Come il Corriere è finito per giustificare lo squadrismo del M5s

Guido Vitiello

Sono mesi, ormai, che non riesco più a chiamarlo Corriere della Sera. Avevo deciso di ribattezzarlo “Il Facta Quotidiano”, ma un amico mi ha subito obiettato che almeno Facta provò a proclamare lo stato d’assedio. In Via Solferino invece, mentre monta l’onda più limacciosa e nera della storia repubblicana, se va bene fanno il morto a galla, se va male il surf con i pantaloncini a fiori. Onore a Facta, dunque; e restando nell’album di famiglia della testata, onore alla dignità tragica di Luigi Albertini, che aveva un concetto alto dei compiti storici della borghesia e che finì per scontare il suo benintenzionato abbaglio, l’illusione che si potesse salvare il vecchio tronco dello stato liberale immettendovi la linfa del fascismo – che era semmai la scure pronta ad abbatterlo. La candela della ragione borghese che il Corriere teneva sotto il moggio di calcoli imprudenti irraggiava meglio altrove, sulla Stampa di Salvatorelli e negli interventi di Ambrosini che dal 1919, sul quotidiano torinese, scandì il suo ritornello impeccabile: “L’anarchia scende dall’alto”.

 

Oggi le tappe dell’ammutinamento borghese sono più concitate e soprattutto più indolori. Al Corriere si erano dati il compito di “costituzionalizzare” il M5s, il cui miglior omaggio alla Costituzione è stato finora quello di usarla, il 4 dicembre 2016, come palla da demolizione. Ma quella fase è alle spalle, missione compiuta: la srl del figlio di Casaleggio ha incoronato, in una chiave di marketing della rassicurazione, uno che sa mantenere l’aria del portaborse democristiano anche quando dice, come sull’euro, fantascientifiche bestiaggini.

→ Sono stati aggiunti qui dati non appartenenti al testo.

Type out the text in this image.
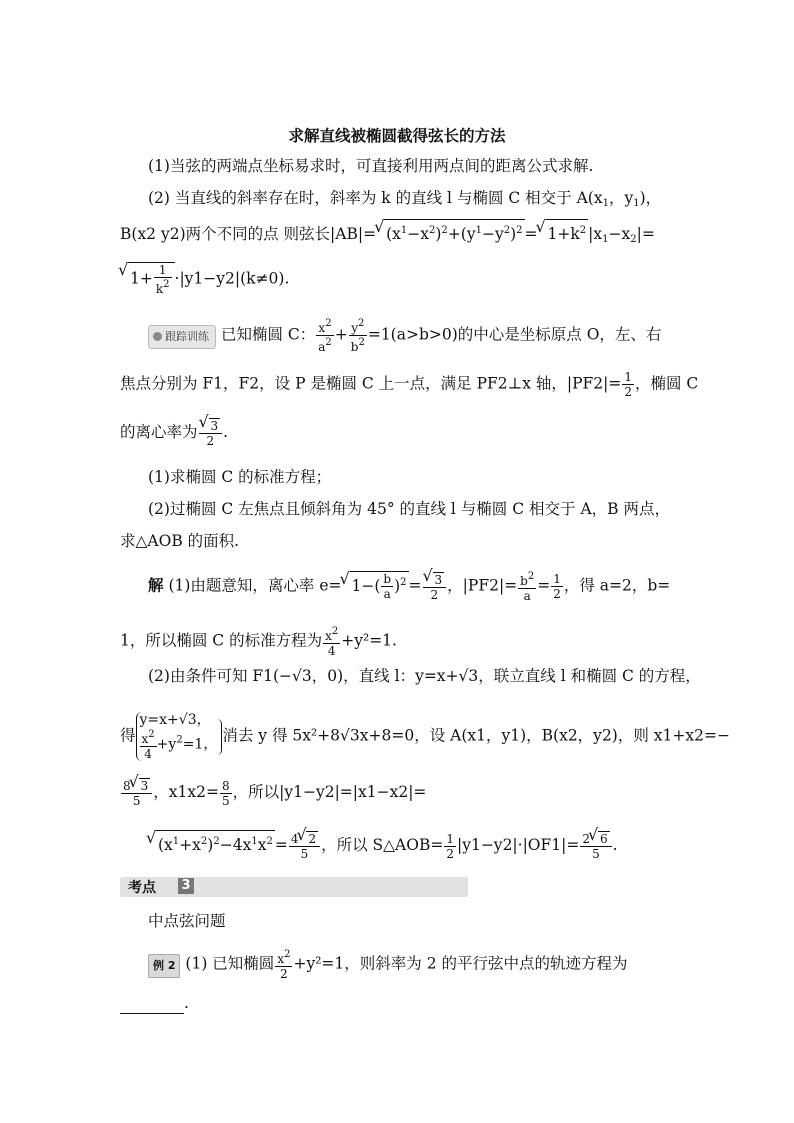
求解直线被椭圆截得弦长的方法
(1)当弦的两端点坐标易求时，可直接利用两点间的距离公式求解.
(2) 当直线的斜率存在时，斜率为 k 的直线 l 与椭圆 C 相交于 $A(x_1$，$y_1$)，
B(x2 y2)两个不同的点 则弦长|AB|= √ $(x^1-x^2)^2+(y^1-y^2)^2$ = √ $1+k^2$ $|x_1-x_2|=$
√ $1+ \frac{1}{k^2} \cdot|y1-y2|(k\ne 0)$.
跟踪训练 已知椭圆 C： $\frac{x^2}{a^2} + \frac{y^2}{b^2} =1(a>b>0)$的中心是坐标原点 O，左、右
焦点分别为 F1，F2，设 P 是椭圆 C 上一点，满足 PF2⊥x 轴，$|PF2|= \frac{1}{2}$ ，椭圆 C
的离心率为 √ $\frac{3}{2}$ .
(1)求椭圆 C 的标准方程；
(2)过椭圆 C 左焦点且倾斜角为 45° 的直线 l 与椭圆 C 相交于 A，B 两点，
求△AOB 的面积.
解 (1)由题意知，离心率 e= √ $1-( \frac{b}{a} )^2$ = √ $\frac{3}{2}$ ，$|PF2|= \frac{b^2}{a} = \frac{1}{2}$ ，得 a=2，b=
1，所以椭圆 C 的标准方程为 $\frac{x^2}{4} +y^2=1$.
(2)由条件可知 F1(−√3，0)，直线 l：y=x+√3，联立直线 l 和椭圆 C 的方程，
得y=x+√3，

$\frac{x^2}{4} +y^2=1$， 消去 y 得 5x²+8√3x+8=0，设 A(x1，y1)，B(x2，y2)，则 x1+x2=−
$\frac{8 √ 3}{5}$ ，$x1x2= \frac{8}{5}$ ，所以|y1−y2|=|x1−x2|=
√ $(x^1+x^2)^2-4x^1x^2 = \frac{4 √ 2}{5}$ ，所以 S△AOB= $\frac{1}{2} |y1-y2|\cdot|OF1|= \frac{2 √ 6}{5}$ .
考点 3
中点弦问题
例 2 (1) 已知椭圆 $\frac{x^2}{2} +y^2=1$，则斜率为 2 的平行弦中点的轨迹方程为
.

Al Corriere tanto basta; l’unico cruccio, tutto sartoriale, è di non veder sgualcito il “grillismo in abito grigio”. Chissà se Donna Assunta conserva ancora il ferro da stiro del marito. Del resto, l’ha spiegato Galli della Loggia, forse i grillini non sono eversivi (lui non sa, deve chiederlo al giurista), sono “soltanto” antidemocratici. E altre grandi firme hanno precisato che lo squadrismo grillino è “soltanto” verbale e digitale, quindi tutto bene (l’unica regola del gioco civile, a quanto pare, è non spaccare nasi).

 

Alle fasi della capitolazione culturale e della pseudo-costituzionalizzazione trasformistica si può ormai mettere la spunta, e passare oltre. Eccoci così al caso Boschi, che al di là del (microscopico) merito e della (macroscopica) ipocrisia si può considerare la prima “esercitazione militare congiunta” delle potenze dell’asse mediatico-politico che qui Maurizio Crippa ha battezzato Circo Grillo e che io, in onore a Pannella e al suo tormentone sulla P-Scalfari, preferisco chiamare P-Cairo. Niente di complottardo, nessun odore di massoneria, tutto fin troppo visibile: è la ciclica storia del potere italiano, le cui fazioni, dietro i paraventi retorici del “popolo” contro la “casta”, delle campagne di moralizzazione e di indignazione orchestrata, fanno i loro regolamenti di conti tutti intestini, compiono i loro riposizionamenti tattici, consumano le loro vendette. Era già accaduto, in grande stile, nel 1992 – ma quella è una storia che si fatica ancora a raccontare; e chissà che la parola più rivelatrice di questi giorni non l’abbia detta suo malgrado proprio Di Maio, salutando “il Mario Chiesa della Seconda Repubblica”. Le scimmie urlatrici dei talk-show e le piazze digitali indignate sono solo massa di manovra. L’anarchia, anche oggi, scende dall’alto.